The vast, vast majority of GF members would run circles around me when it comes to knowledge of the technical aspects of magic and the art of performing magic. So the questions that follow are not intended to suggest that I have the answers. I don't. But I found one of Mr. James' comments interesting, and it hit home for me as potentially a very legitimate observation.

Here is Wesley James' comment from the aforementioned Cafe thread:

Bottom line, those who wish to take punitive attitudes toward Magic Makers should consider the moving target that is the ethical line where marketed items fall in the magic field. I'm still trying to find a bright line in that area and I know of no one who has yet defined one.... . [emphasis added]
So here are the questions:
does such a bright line test exist that is susceptible to general consensus?
if not, does anyone care to try and formulate one?
if one cannot be so articulated here, can a majority of magi agree that the ethical concerns that have dogged Magic Makers (and no doubt, throughout our history, other people and companies) are very fact specific and not really capable of being subjected to a bright line test?

If this issue has been addressed before, my apologies. If not, perhaps a discussion can follow which addresses the questions without devolving into a series of posts damning MM or similar wrongdoers.
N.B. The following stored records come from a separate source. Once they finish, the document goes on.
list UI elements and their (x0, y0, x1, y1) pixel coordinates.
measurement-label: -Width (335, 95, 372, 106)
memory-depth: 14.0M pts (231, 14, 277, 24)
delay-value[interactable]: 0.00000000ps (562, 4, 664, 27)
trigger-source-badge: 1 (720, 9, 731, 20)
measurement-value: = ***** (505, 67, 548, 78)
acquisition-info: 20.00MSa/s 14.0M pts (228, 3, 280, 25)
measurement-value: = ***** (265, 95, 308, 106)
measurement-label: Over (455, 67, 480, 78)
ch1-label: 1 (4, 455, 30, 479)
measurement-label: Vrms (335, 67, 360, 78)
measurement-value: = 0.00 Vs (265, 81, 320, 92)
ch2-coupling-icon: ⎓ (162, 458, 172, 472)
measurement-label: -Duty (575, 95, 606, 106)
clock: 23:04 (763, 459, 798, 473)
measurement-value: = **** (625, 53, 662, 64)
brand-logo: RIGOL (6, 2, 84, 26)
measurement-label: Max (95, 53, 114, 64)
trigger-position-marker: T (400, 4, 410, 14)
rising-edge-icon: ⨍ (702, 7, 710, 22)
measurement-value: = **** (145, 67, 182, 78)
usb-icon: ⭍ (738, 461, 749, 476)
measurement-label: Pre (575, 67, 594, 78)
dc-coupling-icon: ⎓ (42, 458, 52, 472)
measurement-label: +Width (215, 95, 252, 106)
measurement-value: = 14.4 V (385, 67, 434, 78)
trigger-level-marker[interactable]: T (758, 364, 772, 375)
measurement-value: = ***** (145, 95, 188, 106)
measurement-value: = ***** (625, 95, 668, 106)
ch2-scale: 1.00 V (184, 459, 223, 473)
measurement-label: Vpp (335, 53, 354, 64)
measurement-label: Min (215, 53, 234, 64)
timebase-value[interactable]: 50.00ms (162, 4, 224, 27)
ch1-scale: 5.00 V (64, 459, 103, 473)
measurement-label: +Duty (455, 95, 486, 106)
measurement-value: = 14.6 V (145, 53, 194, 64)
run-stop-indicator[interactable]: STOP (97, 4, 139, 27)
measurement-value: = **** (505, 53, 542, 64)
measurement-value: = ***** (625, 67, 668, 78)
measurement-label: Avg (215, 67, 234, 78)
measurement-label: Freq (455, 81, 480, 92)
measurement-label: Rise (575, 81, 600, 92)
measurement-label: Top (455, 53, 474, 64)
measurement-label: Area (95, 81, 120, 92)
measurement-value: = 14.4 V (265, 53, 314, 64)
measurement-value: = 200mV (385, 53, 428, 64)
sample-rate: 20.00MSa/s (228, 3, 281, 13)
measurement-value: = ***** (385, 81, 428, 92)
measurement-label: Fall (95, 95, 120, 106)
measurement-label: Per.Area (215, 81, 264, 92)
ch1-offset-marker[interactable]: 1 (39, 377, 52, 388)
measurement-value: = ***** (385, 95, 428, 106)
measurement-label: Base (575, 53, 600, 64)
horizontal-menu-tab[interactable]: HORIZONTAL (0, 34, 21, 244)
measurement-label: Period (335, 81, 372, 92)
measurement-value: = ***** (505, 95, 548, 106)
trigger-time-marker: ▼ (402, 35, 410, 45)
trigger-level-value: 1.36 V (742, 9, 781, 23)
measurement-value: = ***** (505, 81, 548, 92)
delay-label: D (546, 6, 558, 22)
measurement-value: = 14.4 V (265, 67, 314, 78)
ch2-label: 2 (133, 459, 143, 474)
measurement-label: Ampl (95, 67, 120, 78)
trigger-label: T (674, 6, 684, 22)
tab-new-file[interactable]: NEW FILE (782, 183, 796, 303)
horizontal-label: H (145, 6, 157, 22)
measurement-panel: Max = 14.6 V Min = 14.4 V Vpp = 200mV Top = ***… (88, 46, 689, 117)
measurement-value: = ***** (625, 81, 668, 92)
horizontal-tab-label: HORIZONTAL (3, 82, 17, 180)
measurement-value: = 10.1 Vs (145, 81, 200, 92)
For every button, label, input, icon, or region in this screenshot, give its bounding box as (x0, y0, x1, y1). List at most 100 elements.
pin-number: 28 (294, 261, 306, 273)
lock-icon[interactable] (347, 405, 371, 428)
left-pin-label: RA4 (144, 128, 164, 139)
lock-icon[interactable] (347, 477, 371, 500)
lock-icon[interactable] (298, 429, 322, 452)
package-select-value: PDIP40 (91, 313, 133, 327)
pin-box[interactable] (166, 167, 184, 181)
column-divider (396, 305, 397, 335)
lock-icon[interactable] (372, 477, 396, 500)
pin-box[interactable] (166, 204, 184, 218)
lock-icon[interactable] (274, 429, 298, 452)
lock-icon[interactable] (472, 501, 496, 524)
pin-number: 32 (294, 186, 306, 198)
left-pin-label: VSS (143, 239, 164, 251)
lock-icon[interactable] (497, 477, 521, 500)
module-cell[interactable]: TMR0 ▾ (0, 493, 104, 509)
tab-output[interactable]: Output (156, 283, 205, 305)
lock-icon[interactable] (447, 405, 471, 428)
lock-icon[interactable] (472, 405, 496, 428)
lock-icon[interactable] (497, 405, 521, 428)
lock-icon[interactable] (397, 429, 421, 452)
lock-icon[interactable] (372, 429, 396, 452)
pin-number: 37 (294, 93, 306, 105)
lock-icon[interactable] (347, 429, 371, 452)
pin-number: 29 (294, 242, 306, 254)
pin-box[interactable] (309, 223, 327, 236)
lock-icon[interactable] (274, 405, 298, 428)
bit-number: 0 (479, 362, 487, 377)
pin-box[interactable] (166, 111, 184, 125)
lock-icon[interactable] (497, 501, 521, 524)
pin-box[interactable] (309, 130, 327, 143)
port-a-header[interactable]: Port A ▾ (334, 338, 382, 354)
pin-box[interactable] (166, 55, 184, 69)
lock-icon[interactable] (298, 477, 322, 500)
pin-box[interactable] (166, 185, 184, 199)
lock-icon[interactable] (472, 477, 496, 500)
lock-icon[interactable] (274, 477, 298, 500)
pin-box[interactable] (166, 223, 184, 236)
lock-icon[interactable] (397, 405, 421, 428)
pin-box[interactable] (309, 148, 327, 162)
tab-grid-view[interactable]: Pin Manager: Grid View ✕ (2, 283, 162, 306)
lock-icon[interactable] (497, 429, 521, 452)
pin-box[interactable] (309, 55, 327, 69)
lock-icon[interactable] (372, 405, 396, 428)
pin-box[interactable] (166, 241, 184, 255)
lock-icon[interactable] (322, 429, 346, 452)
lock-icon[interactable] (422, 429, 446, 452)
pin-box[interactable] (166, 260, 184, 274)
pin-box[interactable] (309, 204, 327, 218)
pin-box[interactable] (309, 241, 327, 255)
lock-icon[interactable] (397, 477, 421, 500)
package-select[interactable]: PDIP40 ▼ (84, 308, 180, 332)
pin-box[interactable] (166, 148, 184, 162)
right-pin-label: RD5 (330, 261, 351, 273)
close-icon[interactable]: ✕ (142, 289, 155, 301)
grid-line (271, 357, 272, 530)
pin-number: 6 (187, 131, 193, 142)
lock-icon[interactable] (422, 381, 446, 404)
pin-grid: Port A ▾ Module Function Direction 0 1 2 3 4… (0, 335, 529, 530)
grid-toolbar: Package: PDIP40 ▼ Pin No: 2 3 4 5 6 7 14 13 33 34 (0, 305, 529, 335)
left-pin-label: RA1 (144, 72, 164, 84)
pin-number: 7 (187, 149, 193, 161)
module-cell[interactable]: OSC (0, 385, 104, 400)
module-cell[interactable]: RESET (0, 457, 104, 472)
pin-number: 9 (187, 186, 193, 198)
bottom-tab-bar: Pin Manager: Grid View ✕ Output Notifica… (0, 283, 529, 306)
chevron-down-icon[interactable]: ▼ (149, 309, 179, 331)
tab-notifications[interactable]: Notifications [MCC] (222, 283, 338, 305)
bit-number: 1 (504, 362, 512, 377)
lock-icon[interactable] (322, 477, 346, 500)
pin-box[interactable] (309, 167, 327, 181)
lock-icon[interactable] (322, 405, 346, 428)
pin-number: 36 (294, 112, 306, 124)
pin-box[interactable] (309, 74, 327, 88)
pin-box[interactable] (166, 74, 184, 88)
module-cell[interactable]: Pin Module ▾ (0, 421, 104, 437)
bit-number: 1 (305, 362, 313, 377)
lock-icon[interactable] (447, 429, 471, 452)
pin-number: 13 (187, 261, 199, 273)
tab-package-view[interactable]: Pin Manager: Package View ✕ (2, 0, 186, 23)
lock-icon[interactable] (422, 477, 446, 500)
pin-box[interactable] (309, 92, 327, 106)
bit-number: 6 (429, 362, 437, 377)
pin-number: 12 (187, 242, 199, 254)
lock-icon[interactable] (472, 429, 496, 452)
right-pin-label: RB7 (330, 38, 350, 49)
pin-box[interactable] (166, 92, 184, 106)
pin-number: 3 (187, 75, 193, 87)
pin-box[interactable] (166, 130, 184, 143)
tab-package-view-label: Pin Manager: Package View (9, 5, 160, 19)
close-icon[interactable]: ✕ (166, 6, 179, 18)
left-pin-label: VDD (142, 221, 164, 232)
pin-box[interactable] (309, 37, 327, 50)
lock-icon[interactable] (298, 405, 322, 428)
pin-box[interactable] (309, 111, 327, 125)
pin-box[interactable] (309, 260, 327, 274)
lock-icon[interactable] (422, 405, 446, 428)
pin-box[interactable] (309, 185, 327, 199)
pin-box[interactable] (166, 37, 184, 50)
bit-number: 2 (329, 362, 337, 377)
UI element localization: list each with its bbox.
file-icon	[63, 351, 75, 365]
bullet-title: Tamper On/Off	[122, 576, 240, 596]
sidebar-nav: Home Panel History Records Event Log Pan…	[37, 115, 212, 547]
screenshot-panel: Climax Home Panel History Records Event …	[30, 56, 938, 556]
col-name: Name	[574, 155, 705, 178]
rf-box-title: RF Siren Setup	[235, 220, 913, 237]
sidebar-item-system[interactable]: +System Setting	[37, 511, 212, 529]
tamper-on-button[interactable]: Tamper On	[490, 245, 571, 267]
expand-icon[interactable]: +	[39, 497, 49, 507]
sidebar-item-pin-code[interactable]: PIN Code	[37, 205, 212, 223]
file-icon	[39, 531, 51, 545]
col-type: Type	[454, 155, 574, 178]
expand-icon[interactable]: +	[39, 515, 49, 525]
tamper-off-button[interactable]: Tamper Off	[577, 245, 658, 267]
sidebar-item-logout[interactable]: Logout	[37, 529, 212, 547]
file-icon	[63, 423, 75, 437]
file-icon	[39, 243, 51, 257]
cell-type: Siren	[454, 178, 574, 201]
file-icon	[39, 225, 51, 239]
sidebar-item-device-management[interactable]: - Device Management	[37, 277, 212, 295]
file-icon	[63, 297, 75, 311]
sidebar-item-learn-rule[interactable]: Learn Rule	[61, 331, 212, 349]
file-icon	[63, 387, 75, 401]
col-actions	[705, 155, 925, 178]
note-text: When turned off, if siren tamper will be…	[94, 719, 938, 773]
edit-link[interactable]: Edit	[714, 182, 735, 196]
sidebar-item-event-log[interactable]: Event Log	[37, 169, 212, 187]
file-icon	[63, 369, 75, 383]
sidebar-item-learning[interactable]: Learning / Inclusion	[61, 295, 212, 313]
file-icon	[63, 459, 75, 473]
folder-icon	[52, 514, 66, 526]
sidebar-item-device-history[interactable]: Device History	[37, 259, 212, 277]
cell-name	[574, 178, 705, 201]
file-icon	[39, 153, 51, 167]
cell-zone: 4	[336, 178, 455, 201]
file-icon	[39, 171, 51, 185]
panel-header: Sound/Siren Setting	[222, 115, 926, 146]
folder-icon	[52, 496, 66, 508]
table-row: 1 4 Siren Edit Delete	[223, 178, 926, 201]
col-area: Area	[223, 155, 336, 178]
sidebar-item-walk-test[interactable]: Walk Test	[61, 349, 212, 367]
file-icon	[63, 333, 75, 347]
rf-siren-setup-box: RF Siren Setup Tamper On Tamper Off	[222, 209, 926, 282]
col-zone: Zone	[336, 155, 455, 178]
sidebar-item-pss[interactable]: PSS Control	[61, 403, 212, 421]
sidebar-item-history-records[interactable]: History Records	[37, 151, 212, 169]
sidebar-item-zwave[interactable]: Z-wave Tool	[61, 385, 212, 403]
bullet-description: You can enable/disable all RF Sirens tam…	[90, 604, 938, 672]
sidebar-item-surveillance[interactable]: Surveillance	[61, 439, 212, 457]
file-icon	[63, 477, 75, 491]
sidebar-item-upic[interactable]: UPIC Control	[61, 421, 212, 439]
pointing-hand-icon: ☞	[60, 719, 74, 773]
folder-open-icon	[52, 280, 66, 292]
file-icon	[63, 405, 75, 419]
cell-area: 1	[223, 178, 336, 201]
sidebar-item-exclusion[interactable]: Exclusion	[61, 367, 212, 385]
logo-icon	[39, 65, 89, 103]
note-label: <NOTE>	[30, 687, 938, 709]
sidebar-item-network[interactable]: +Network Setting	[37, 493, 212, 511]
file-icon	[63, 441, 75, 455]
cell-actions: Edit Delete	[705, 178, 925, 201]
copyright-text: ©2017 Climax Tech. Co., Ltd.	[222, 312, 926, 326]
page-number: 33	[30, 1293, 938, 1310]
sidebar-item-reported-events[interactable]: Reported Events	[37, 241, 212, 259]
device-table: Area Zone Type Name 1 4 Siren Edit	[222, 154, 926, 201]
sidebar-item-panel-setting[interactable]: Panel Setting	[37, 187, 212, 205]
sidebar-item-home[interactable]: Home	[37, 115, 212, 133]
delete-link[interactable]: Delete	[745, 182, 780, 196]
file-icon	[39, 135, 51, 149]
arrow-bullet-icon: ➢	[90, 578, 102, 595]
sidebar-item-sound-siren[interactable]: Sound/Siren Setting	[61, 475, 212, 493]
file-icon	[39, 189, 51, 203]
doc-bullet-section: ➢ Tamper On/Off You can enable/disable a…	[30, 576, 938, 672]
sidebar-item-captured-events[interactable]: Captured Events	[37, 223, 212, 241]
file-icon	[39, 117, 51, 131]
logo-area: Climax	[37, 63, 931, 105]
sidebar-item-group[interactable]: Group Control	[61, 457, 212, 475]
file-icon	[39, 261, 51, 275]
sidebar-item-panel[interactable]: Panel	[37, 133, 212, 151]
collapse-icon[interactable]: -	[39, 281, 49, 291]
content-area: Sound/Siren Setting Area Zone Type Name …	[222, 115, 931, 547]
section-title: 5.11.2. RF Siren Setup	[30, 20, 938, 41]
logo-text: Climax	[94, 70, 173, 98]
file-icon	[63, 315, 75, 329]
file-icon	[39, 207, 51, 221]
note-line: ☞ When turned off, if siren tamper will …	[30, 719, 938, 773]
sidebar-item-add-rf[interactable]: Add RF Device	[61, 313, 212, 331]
Here are my limited observations on Mr. James' comments: I'm not comfortable with viewing any sort of ethical line as a moving target. For me, such a view strips the very ethic-ness of the issue at hand out of the equation: the ethic-ness of an issue should not be a moving target. If he will forgive me for putting words in his mouth, I tend to think that Mr. James was really saying that there are grey areas in matters of ethics, and these grey areas are generated when one tries to apply a universal, bright-line test to all ethical issues. In other words, what constitutes ethical behavior is often or nearly always a very fact-specific matter. An example: we would all agree that its wrong to kill another human being, but of course most of us would modify our opinion if we were asked if its wrong to kill when its necessary for self-defense. So the facts behind each value judgment are crucial.